Manger de la viande est-il vraiment néfaste pour l'environnement ? Quid du poisson ? L'éclairage de Lénaïc Moniot et Sidonie Malegeant de l’association WWF.
Entre la montée des préoccupations écologiques et les reportages sur la malnutrition animale, il devient difficile de savoir ce qui est acceptable. Faut-il renoncer à la viande pour le bien-être de la planète ou éviter la consommation de poisson pour protéger nos mers ? Lénaïc Moniot et Sidonie Malegeant de WWF nous apportent des réponses éclairantes.
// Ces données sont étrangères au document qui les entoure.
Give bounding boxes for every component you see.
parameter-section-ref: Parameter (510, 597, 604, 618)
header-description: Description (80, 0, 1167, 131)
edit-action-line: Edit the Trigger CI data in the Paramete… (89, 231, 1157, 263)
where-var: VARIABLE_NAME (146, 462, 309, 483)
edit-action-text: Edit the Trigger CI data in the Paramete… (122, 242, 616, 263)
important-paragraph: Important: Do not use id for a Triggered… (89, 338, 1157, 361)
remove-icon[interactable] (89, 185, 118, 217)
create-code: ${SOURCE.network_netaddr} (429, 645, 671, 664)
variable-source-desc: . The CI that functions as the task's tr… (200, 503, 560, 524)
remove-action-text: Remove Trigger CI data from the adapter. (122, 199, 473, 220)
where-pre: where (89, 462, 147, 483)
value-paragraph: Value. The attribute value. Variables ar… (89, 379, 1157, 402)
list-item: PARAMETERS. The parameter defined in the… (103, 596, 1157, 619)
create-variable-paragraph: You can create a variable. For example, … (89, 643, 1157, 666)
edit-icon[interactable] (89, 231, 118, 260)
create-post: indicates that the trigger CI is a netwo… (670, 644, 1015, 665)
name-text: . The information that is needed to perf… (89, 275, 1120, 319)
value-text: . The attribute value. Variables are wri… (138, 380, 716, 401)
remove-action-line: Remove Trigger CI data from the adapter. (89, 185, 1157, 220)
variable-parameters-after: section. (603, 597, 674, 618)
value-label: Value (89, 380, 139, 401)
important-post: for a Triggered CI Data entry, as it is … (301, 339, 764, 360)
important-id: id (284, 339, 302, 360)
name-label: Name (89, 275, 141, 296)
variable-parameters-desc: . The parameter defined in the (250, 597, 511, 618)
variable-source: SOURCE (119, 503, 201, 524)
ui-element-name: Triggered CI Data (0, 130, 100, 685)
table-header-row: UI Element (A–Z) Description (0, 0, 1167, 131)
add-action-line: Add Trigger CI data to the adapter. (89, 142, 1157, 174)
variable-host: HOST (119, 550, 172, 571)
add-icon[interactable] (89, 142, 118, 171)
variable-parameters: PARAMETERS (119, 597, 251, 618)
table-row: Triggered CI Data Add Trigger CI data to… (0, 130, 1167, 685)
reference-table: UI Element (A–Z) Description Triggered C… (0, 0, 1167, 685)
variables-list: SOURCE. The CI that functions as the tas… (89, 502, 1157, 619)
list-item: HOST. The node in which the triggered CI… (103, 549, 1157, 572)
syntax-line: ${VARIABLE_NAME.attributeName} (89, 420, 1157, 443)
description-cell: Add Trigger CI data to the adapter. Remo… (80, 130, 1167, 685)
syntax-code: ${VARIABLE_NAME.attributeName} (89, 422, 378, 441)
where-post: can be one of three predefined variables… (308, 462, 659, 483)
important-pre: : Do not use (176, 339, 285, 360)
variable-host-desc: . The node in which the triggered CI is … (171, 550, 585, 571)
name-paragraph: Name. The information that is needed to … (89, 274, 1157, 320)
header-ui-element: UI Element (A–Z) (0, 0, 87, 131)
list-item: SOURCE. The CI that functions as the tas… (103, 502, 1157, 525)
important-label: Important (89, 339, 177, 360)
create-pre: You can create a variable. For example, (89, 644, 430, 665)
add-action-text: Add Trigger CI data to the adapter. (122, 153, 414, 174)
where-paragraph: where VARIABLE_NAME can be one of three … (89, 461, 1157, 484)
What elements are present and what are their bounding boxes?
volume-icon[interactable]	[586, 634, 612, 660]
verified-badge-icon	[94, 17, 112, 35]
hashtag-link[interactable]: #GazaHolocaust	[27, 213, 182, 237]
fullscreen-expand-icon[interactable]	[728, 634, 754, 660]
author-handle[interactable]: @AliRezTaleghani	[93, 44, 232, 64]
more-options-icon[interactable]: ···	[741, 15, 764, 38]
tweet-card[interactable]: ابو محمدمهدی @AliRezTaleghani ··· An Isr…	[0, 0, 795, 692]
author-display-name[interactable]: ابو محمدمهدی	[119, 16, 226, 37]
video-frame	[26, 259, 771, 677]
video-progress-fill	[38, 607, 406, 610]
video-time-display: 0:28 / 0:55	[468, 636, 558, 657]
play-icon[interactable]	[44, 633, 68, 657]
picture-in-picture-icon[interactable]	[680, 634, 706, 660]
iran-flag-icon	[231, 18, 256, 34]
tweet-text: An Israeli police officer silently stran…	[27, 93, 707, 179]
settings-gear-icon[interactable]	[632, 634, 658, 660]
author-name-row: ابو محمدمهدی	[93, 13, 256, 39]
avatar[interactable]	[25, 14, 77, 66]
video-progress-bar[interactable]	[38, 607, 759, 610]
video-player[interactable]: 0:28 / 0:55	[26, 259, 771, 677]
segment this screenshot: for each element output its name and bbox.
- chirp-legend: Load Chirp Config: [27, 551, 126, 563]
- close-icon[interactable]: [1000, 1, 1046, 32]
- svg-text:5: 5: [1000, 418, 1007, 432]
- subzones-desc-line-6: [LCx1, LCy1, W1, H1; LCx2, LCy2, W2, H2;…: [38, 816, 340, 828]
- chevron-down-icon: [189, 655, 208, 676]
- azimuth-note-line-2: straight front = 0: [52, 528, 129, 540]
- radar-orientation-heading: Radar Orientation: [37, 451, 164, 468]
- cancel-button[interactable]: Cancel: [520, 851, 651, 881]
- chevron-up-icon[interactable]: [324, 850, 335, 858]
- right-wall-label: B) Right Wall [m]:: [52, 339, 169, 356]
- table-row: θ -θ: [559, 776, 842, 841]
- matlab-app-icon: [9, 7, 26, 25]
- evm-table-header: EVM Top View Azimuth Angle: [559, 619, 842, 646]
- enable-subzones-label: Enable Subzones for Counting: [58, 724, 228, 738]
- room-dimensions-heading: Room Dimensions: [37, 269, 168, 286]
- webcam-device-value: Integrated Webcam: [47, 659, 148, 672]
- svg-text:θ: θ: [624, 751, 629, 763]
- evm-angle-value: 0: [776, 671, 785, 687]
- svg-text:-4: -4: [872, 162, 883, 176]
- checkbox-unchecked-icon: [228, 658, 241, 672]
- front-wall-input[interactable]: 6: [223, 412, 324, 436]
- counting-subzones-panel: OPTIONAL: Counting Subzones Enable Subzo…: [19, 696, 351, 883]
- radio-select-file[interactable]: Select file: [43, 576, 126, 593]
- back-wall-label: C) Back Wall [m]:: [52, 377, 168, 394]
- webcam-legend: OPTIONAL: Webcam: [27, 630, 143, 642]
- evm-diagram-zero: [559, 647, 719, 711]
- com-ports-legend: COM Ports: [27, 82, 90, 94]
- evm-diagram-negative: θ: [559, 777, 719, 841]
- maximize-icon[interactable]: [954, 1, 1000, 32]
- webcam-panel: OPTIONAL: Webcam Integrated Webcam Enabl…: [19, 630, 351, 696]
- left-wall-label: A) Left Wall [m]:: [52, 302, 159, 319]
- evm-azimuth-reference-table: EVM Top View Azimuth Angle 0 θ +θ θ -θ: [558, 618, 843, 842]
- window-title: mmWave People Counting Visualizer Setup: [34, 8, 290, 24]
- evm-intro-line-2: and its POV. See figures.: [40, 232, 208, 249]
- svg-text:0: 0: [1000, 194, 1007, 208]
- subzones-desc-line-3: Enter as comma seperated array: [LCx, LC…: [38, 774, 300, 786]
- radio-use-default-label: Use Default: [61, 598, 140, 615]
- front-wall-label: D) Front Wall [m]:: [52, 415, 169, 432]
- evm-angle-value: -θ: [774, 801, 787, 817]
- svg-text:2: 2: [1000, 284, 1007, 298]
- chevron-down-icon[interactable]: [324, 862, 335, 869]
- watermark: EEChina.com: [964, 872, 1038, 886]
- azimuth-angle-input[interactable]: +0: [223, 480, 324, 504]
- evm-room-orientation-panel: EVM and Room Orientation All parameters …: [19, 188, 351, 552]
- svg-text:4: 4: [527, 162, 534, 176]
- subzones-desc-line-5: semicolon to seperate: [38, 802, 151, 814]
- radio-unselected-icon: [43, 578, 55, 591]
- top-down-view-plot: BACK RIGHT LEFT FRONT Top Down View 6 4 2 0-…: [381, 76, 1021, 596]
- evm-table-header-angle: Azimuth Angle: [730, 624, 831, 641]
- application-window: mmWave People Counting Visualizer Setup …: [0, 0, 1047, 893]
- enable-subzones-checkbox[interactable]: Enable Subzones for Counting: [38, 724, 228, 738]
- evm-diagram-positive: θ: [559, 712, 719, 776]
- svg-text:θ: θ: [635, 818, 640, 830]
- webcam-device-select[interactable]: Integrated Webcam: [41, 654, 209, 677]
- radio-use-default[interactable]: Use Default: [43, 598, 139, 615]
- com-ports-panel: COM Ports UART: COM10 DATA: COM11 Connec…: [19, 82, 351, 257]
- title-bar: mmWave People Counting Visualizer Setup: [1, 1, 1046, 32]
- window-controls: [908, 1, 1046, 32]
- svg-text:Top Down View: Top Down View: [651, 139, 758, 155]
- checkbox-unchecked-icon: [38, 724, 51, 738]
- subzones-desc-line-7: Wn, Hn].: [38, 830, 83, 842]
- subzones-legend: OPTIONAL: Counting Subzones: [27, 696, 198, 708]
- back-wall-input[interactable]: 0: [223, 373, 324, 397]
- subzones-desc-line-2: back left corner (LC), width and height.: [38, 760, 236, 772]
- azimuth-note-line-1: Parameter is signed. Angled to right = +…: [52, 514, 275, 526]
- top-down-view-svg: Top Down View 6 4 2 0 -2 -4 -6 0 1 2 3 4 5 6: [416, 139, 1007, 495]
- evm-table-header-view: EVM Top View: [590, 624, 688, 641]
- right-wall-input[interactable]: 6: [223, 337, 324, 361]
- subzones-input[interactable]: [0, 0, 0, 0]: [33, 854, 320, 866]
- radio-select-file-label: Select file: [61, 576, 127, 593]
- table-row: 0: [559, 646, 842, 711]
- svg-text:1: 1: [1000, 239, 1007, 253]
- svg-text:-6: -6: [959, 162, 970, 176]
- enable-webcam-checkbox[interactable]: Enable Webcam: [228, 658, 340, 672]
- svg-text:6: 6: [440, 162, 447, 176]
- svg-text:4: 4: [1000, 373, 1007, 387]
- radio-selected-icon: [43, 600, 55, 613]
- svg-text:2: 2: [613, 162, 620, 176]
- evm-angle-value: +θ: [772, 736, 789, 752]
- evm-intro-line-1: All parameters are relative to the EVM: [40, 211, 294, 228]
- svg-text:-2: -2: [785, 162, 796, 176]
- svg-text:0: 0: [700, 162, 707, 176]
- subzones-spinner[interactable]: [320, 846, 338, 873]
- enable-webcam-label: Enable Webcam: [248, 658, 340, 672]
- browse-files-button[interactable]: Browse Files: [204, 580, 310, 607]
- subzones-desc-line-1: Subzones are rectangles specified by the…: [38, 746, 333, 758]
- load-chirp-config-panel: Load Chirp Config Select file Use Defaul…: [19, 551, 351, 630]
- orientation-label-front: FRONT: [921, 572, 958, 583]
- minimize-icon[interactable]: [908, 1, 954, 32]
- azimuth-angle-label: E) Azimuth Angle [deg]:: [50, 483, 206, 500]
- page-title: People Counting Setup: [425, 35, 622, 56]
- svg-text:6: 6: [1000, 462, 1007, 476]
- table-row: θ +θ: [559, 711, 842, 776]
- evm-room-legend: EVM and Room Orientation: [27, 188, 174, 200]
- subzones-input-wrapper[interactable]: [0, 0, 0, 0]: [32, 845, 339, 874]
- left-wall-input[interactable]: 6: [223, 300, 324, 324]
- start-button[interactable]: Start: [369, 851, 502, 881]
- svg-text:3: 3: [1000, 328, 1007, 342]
Pourquoi la viande n'est-elle pas écofriendly ?
Consommation d'eau et émissions de gaz à effet de serre
La production de viande est souvent critiquée pour son impact environnemental. En effet, un kilo de viande de bœuf peut nécessiter jusqu'à 16 000 litres d'eau, et au niveau mondial, l'élevage contribue à 66 % des émissions de gaz à effet de serre dans l'agriculture. Cette dernière représente 11 % des émissions dues aux activités humaines. De plus, la viande bovine génère 41 % des émissions totales des filières animales, dont 6 % proviennent d'activités humaines.
Impact de l'alimentation animale sur la déforestation
L'alimentation des animaux, principalement le bétail nourri au soja, a des conséquences désastreuses. La culture du soja entraîne des déforestations massives, notamment au Brésil, où 10 000 km² de forêt amazonienne disparaissent chaque année, menaçant à son tour la biodiversité. En Europe, la consommation de soja pour le bétail représente une part considérable, où chaque Européen consomme en moyenne 61 kg de soja par an via la viande, les produits laitiers et les œufs. En France, 40 % de la viande de bœuf provient de vaches de réforme laitières, qui consomment notamment ce soja.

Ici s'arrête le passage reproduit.